Прежде всего – никаких размеров и выкроек! Все примерялось и прикладывалось исключительно по месту и по телу – наложил, наметил, угольком подрисовал, шилом отверстия наколол, иглой ремешок или нитку продел. Затем – рисунок создавался не из принципа «как надо», а исходя из того, что есть. Три белки, полторы рыси, семь соболей, одна куница, десять горностаевых хвостов. Смотри на мех и рисунок, прикидывай расклад и крой, напрягайся, гадай, думай – «делай красиво». Чтобы никто и не догадался, охали и завидовали, чтобы полагали – так изначально и замыслено.

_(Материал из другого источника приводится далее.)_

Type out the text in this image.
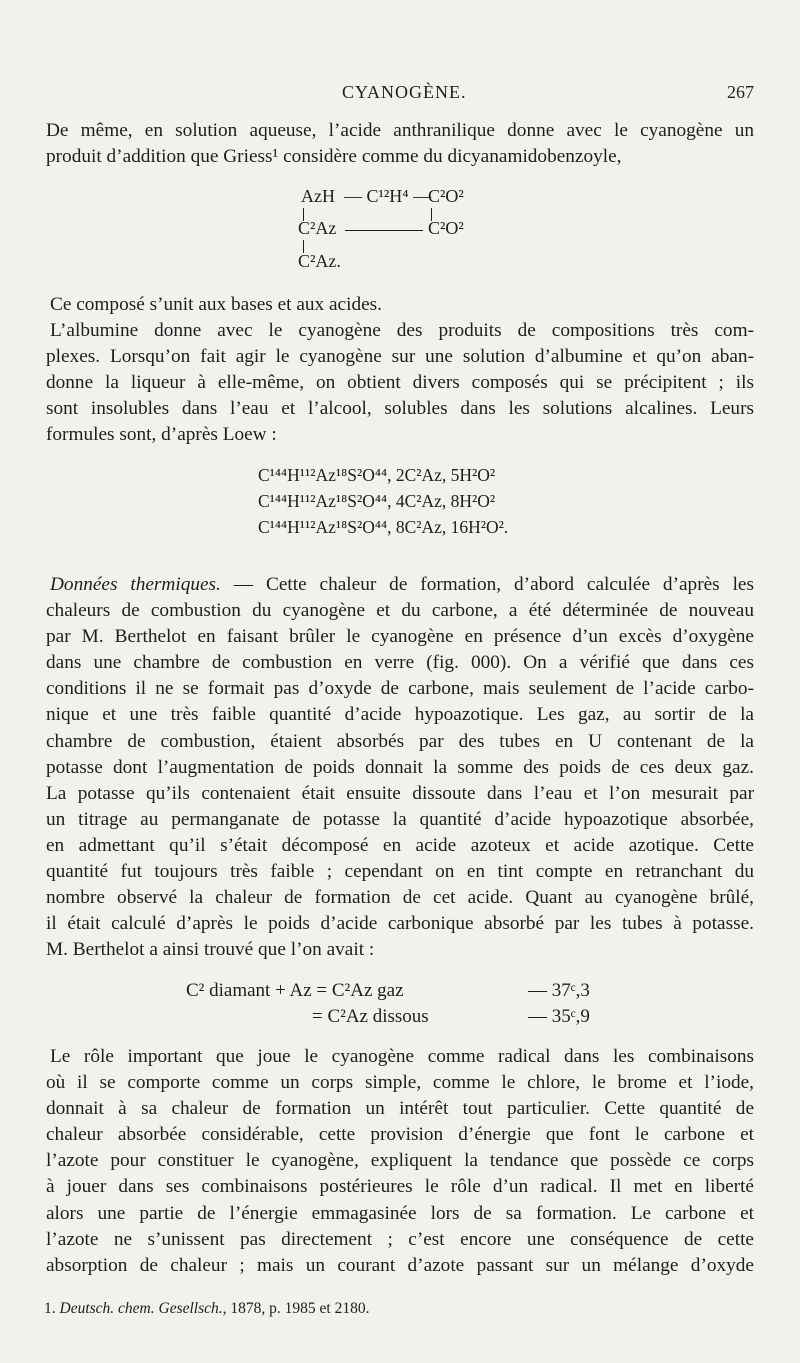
CYANOGÈNE.	267
De même, en solution aqueuse, l’acide anthranilique donne avec le cyanogène un
produit d’addition que Griess¹ considère comme du dicyanamidobenzoyle,
AzH — C¹²H⁴ —
C²O²
C²Az	C²O²
C²Az.
Ce composé s’unit aux bases et aux acides.
L’albumine donne avec le cyanogène des produits de compositions très com-
plexes. Lorsqu’on fait agir le cyanogène sur une solution d’albumine et qu’on aban-
donne la liqueur à elle-même, on obtient divers composés qui se précipitent ; ils
sont insolubles dans l’eau et l’alcool, solubles dans les solutions alcalines. Leurs
formules sont, d’après Loew :
C¹⁴⁴H¹¹²Az¹⁸S²O⁴⁴, 2C²Az, 5H²O²
C¹⁴⁴H¹¹²Az¹⁸S²O⁴⁴, 4C²Az, 8H²O²
C¹⁴⁴H¹¹²Az¹⁸S²O⁴⁴, 8C²Az, 16H²O².
Données thermiques. — Cette chaleur de formation, d’abord calculée d’après les
chaleurs de combustion du cyanogène et du carbone, a été déterminée de nouveau
par M. Berthelot en faisant brûler le cyanogène en présence d’un excès d’oxygène
dans une chambre de combustion en verre (fig. 000). On a vérifié que dans ces
conditions il ne se formait pas d’oxyde de carbone, mais seulement de l’acide carbo-
nique et une très faible quantité d’acide hypoazotique. Les gaz, au sortir de la
chambre de combustion, étaient absorbés par des tubes en U contenant de la
potasse dont l’augmentation de poids donnait la somme des poids de ces deux gaz.
La potasse qu’ils contenaient était ensuite dissoute dans l’eau et l’on mesurait par
un titrage au permanganate de potasse la quantité d’acide hypoazotique absorbée,
en admettant qu’il s’était décomposé en acide azoteux et acide azotique. Cette
quantité fut toujours très faible ; cependant on en tint compte en retranchant du
nombre observé la chaleur de formation de cet acide. Quant au cyanogène brûlé,
il était calculé d’après le poids d’acide carbonique absorbé par les tubes à potasse.
M. Berthelot a ainsi trouvé que l’on avait :
C² diamant + Az = C²Az gaz	— 37ᶜ,3
= C²Az dissous	— 35ᶜ,9
Le rôle important que joue le cyanogène comme radical dans les combinaisons
où il se comporte comme un corps simple, comme le chlore, le brome et l’iode,
donnait à sa chaleur de formation un intérêt tout particulier. Cette quantité de
chaleur absorbée considérable, cette provision d’énergie que font le carbone et
l’azote pour constituer le cyanogène, expliquent la tendance que possède ce corps
à jouer dans ses combinaisons postérieures le rôle d’un radical. Il met en liberté
alors une partie de l’énergie emmagasinée lors de sa formation. Le carbone et
l’azote ne s’unissent pas directement ; c’est encore une conséquence de cette
absorption de chaleur ; mais un courant d’azote passant sur un mélange d’oxyde
1. Deutsch. chem. Gesellsch., 1878, p. 1985 et 2180.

К тому же мех тоже должен ложиться не просто так, а строго по шерсти вниз, дабы в дождь вода стекала, стыковаться рисунком – а он на спине ярче, с боку бледнее, на брюшке светлее, цвета обязаны складываться в рисунок либо сливаться в единый ровный тон. Но самое потрясающее, что все вместе – силуэт женщины, размеры, цвета и число шкур, необходимые строчки и клинья – рукодельницы держали в голове, превращая стопку меховых обрезков в изящный наряд.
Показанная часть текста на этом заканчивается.